Pembakaran material organik dalam bahan bakar fosil, seperti bensin dan solar, menghasilkan energi serta melepas karbon dioksida dan senyawa lain ke atmosfer. Gas rumah kaca, seperti CO2 ini, akan memerangkap panas di atmosfer serta menghangatkan dan mengganggu iklim bumi.
Para ilmuwan sepakat bahwa aktivitas manusia telah menjadi sumber utama kenaikan kadar karbon dioksida di atmosfer sejak dimulainya masa bahan bakar fosil pada 1860-an. Sekitar 85 persen emisi CO2 yang dihasilkan manusia berasal dari pembakaran bahan bakar fosil, seperti batu bara, gas alam, dan minyak bumi.
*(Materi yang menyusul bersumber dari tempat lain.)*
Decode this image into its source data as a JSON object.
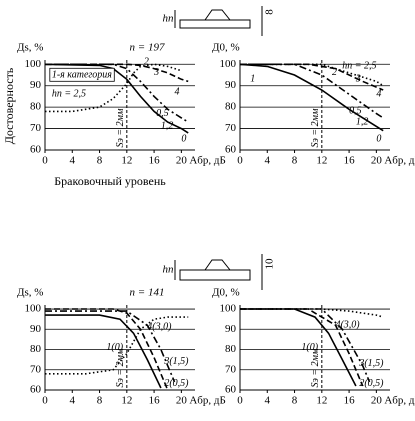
{
  "figure": {
    "ylabel": "Достоверность",
    "xlabel": "Браковочный уровень",
    "diagrams": [
      {
        "h": "hп",
        "thickness": "8"
      },
      {
        "h": "hп",
        "thickness": "10"
      }
    ]
  },
  "chart_data": [
    {
      "type": "line",
      "title": "n = 197",
      "ylabel": "Дs, %",
      "xlabel": "Aбр, дБ",
      "xlim": [
        0,
        22
      ],
      "ylim": [
        60,
        102
      ],
      "xticks": [
        0,
        4,
        8,
        12,
        16,
        20
      ],
      "yticks": [
        60,
        70,
        80,
        90,
        100
      ],
      "grid": true,
      "vline": {
        "x": 12,
        "label": "Sэ = 2мм"
      },
      "series": [
        {
          "color": "#000",
          "dash": "solid",
          "x": [
            0,
            8,
            10,
            12,
            14,
            16,
            18,
            20,
            21
          ],
          "values": [
            100,
            99.5,
            98,
            93,
            85,
            78,
            73,
            70,
            68
          ]
        },
        {
          "color": "#000",
          "dash": "dashdot",
          "x": [
            0,
            10,
            12,
            14,
            16,
            18,
            20,
            21
          ],
          "values": [
            100,
            100,
            98,
            92,
            85,
            79,
            75,
            73
          ]
        },
        {
          "color": "#000",
          "dash": "dashed",
          "x": [
            0,
            12,
            14,
            16,
            18,
            20,
            21
          ],
          "values": [
            100,
            100,
            99.5,
            98,
            96,
            93,
            92
          ]
        },
        {
          "color": "#000",
          "dash": "dotted",
          "x": [
            0,
            4,
            8,
            10,
            12,
            13,
            14,
            16,
            18,
            20
          ],
          "values": [
            78,
            78,
            80,
            84,
            91,
            96,
            99,
            100,
            99,
            97
          ]
        }
      ],
      "annotations": [
        {
          "text": "1-я категория",
          "x": 1,
          "y": 95,
          "box": true
        },
        {
          "text": "hп = 2,5",
          "x": 1,
          "y": 86
        },
        {
          "text": "2",
          "x": 14.5,
          "y": 101
        },
        {
          "text": "3",
          "x": 16,
          "y": 96
        },
        {
          "text": "4",
          "x": 19,
          "y": 87
        },
        {
          "text": "0,5",
          "x": 16.3,
          "y": 77
        },
        {
          "text": "1,2",
          "x": 17,
          "y": 71
        },
        {
          "text": "0",
          "x": 20,
          "y": 65
        }
      ]
    },
    {
      "type": "line",
      "ylabel": "Д0, %",
      "xlabel": "Aбр, дБ",
      "xlim": [
        0,
        22
      ],
      "ylim": [
        60,
        102
      ],
      "xticks": [
        0,
        4,
        8,
        12,
        16,
        20
      ],
      "yticks": [
        60,
        70,
        80,
        90,
        100
      ],
      "grid": true,
      "vline": {
        "x": 12,
        "label": "Sэ = 2мм"
      },
      "series": [
        {
          "color": "#000",
          "dash": "solid",
          "x": [
            0,
            4,
            8,
            12,
            16,
            20,
            21
          ],
          "values": [
            100,
            99,
            95,
            88,
            79,
            71,
            69
          ]
        },
        {
          "color": "#000",
          "dash": "dashdot",
          "x": [
            0,
            8,
            12,
            16,
            20,
            21
          ],
          "values": [
            100,
            100,
            95,
            86,
            77,
            75
          ]
        },
        {
          "color": "#000",
          "dash": "dashed",
          "x": [
            0,
            10,
            14,
            18,
            21
          ],
          "values": [
            100,
            100,
            98,
            92,
            88
          ]
        },
        {
          "color": "#000",
          "dash": "dotted",
          "x": [
            0,
            12,
            16,
            20,
            21
          ],
          "values": [
            100,
            100,
            96,
            92,
            90
          ]
        }
      ],
      "annotations": [
        {
          "text": "1",
          "x": 1.5,
          "y": 93
        },
        {
          "text": "2",
          "x": 13.5,
          "y": 96
        },
        {
          "text": "hп = 2,5",
          "x": 15,
          "y": 99
        },
        {
          "text": "3",
          "x": 17,
          "y": 93
        },
        {
          "text": "4",
          "x": 20,
          "y": 86
        },
        {
          "text": "0,5",
          "x": 16,
          "y": 78
        },
        {
          "text": "1,2",
          "x": 17,
          "y": 73
        },
        {
          "text": "0",
          "x": 20,
          "y": 65
        }
      ]
    },
    {
      "type": "line",
      "title": "n = 141",
      "ylabel": "Дs, %",
      "xlabel": "Aбр, дБ",
      "xlim": [
        0,
        22
      ],
      "ylim": [
        60,
        102
      ],
      "xticks": [
        0,
        4,
        8,
        12,
        16,
        20
      ],
      "yticks": [
        60,
        70,
        80,
        90,
        100
      ],
      "grid": true,
      "vline": {
        "x": 12,
        "label": "Sэ = 2мм"
      },
      "series": [
        {
          "color": "#000",
          "dash": "solid",
          "x": [
            0,
            8,
            11,
            13,
            15,
            17
          ],
          "values": [
            97,
            97,
            95,
            88,
            75,
            61
          ]
        },
        {
          "color": "#000",
          "dash": "dashed",
          "x": [
            0,
            10,
            12,
            14,
            16,
            18
          ],
          "values": [
            100,
            100,
            98,
            90,
            76,
            60
          ]
        },
        {
          "color": "#000",
          "dash": "dashdot",
          "x": [
            0,
            12,
            15,
            17,
            19
          ],
          "values": [
            99,
            99,
            92,
            80,
            64
          ]
        },
        {
          "color": "#000",
          "dash": "dotted",
          "x": [
            0,
            6,
            10,
            12,
            14,
            16,
            18,
            21
          ],
          "values": [
            68,
            68,
            70,
            78,
            90,
            95,
            96,
            96
          ]
        }
      ],
      "annotations": [
        {
          "text": "4(3,0)",
          "x": 15,
          "y": 91
        },
        {
          "text": "1(0)",
          "x": 9,
          "y": 81
        },
        {
          "text": "3(1,5)",
          "x": 17.5,
          "y": 74
        },
        {
          "text": "2(0,5)",
          "x": 17.5,
          "y": 63
        }
      ]
    },
    {
      "type": "line",
      "ylabel": "Д0, %",
      "xlabel": "Aбр, дБ",
      "xlim": [
        0,
        22
      ],
      "ylim": [
        60,
        102
      ],
      "xticks": [
        0,
        4,
        8,
        12,
        16,
        20
      ],
      "yticks": [
        60,
        70,
        80,
        90,
        100
      ],
      "grid": true,
      "vline": {
        "x": 12,
        "label": "Sэ = 2мм"
      },
      "series": [
        {
          "color": "#000",
          "dash": "solid",
          "x": [
            0,
            8,
            11,
            13,
            15,
            17
          ],
          "values": [
            100,
            100,
            96,
            88,
            75,
            62
          ]
        },
        {
          "color": "#000",
          "dash": "dashed",
          "x": [
            0,
            10,
            14,
            16,
            18
          ],
          "values": [
            100,
            100,
            92,
            78,
            62
          ]
        },
        {
          "color": "#000",
          "dash": "dashdot",
          "x": [
            0,
            12,
            15,
            18,
            19
          ],
          "values": [
            100,
            100,
            90,
            72,
            64
          ]
        },
        {
          "color": "#000",
          "dash": "dotted",
          "x": [
            0,
            12,
            16,
            20,
            21
          ],
          "values": [
            100,
            100,
            99,
            97,
            96
          ]
        }
      ],
      "annotations": [
        {
          "text": "4(3,0)",
          "x": 14,
          "y": 92
        },
        {
          "text": "1(0)",
          "x": 9,
          "y": 81
        },
        {
          "text": "3(1,5)",
          "x": 17.5,
          "y": 73
        },
        {
          "text": "2(0,5)",
          "x": 17.5,
          "y": 63
        }
      ]
    }
  ]
}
Sisanya dari pembukaan hutan dan proses industri. Penggunaan bahan bakar fosil meningkat dengan cepat, terutama sejak Perang Dunia II, dan terus bertambah secara eksponensial. Bahkan lebih dari separuh bahan bakar fosil yang digunakan manusia selama ini dikonsumsi dalam 20 tahun terakhir.
Aktivitas manusia menambah karbon ke atmosfer rata-rata 1,4 metrik ton karbon per orang per tahun di seluruh dunia. Sebelum masa industrialisasi, konsentrasi karbon dioksida di atmosfer sekitar 280 parts per million (ppm). Pada 1958, konsentrasi CO2 meningkat sekitar 315 ppm, dan pada 2007 angka itu naik menjadi 383 ppm. Kenaikan ini nyaris seluruhnya berasal dari aktivitas manusia.
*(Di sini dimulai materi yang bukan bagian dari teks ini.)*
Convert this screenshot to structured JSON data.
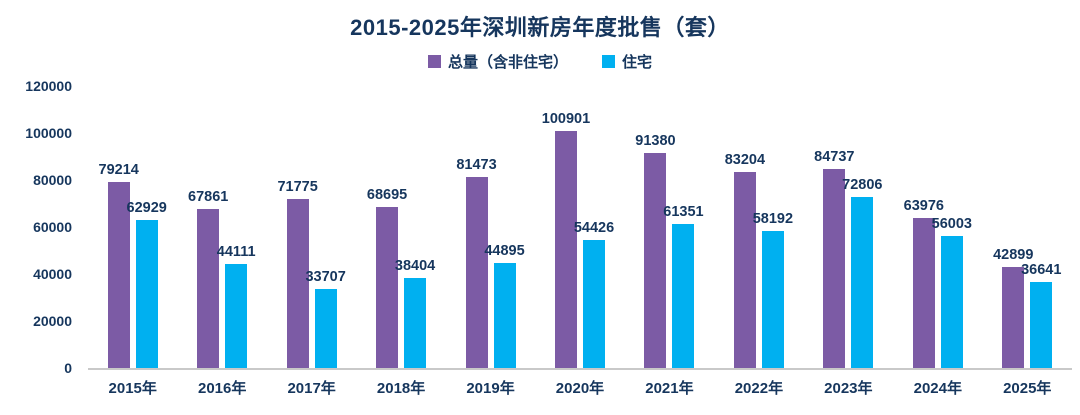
{
  "chart_data": {
    "type": "bar",
    "title": "2015-2025年深圳新房年度批售（套）",
    "categories": [
      "2015年",
      "2016年",
      "2017年",
      "2018年",
      "2019年",
      "2020年",
      "2021年",
      "2022年",
      "2023年",
      "2024年",
      "2025年"
    ],
    "series": [
      {
        "name": "总量（含非住宅）",
        "color": "#7C5BA5",
        "values": [
          79214,
          67861,
          71775,
          68695,
          81473,
          100901,
          91380,
          83204,
          84737,
          63976,
          42899
        ]
      },
      {
        "name": "住宅",
        "color": "#00B0F0",
        "values": [
          62929,
          44111,
          33707,
          38404,
          44895,
          54426,
          61351,
          58192,
          72806,
          56003,
          36641
        ]
      }
    ],
    "ylim": [
      0,
      120000
    ],
    "yticks": [
      0,
      20000,
      40000,
      60000,
      80000,
      100000,
      120000
    ],
    "grid": false,
    "legend_position": "top",
    "colors": {
      "label_text": "#16365D",
      "axis_line": "#C9C9C9"
    }
  }
}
Saat ini para ilmuwan sanggup mengukur dengan akurat jumlah karbon dioksida di atmosfer, tapi proses yang mengatur konsentrasinya di atmosfer masih menjadi misteri. Mereka juga belum mengetahui persis dari mana seluruh CO2 di atmosfer itu berasal dan ke mana mereka pergi.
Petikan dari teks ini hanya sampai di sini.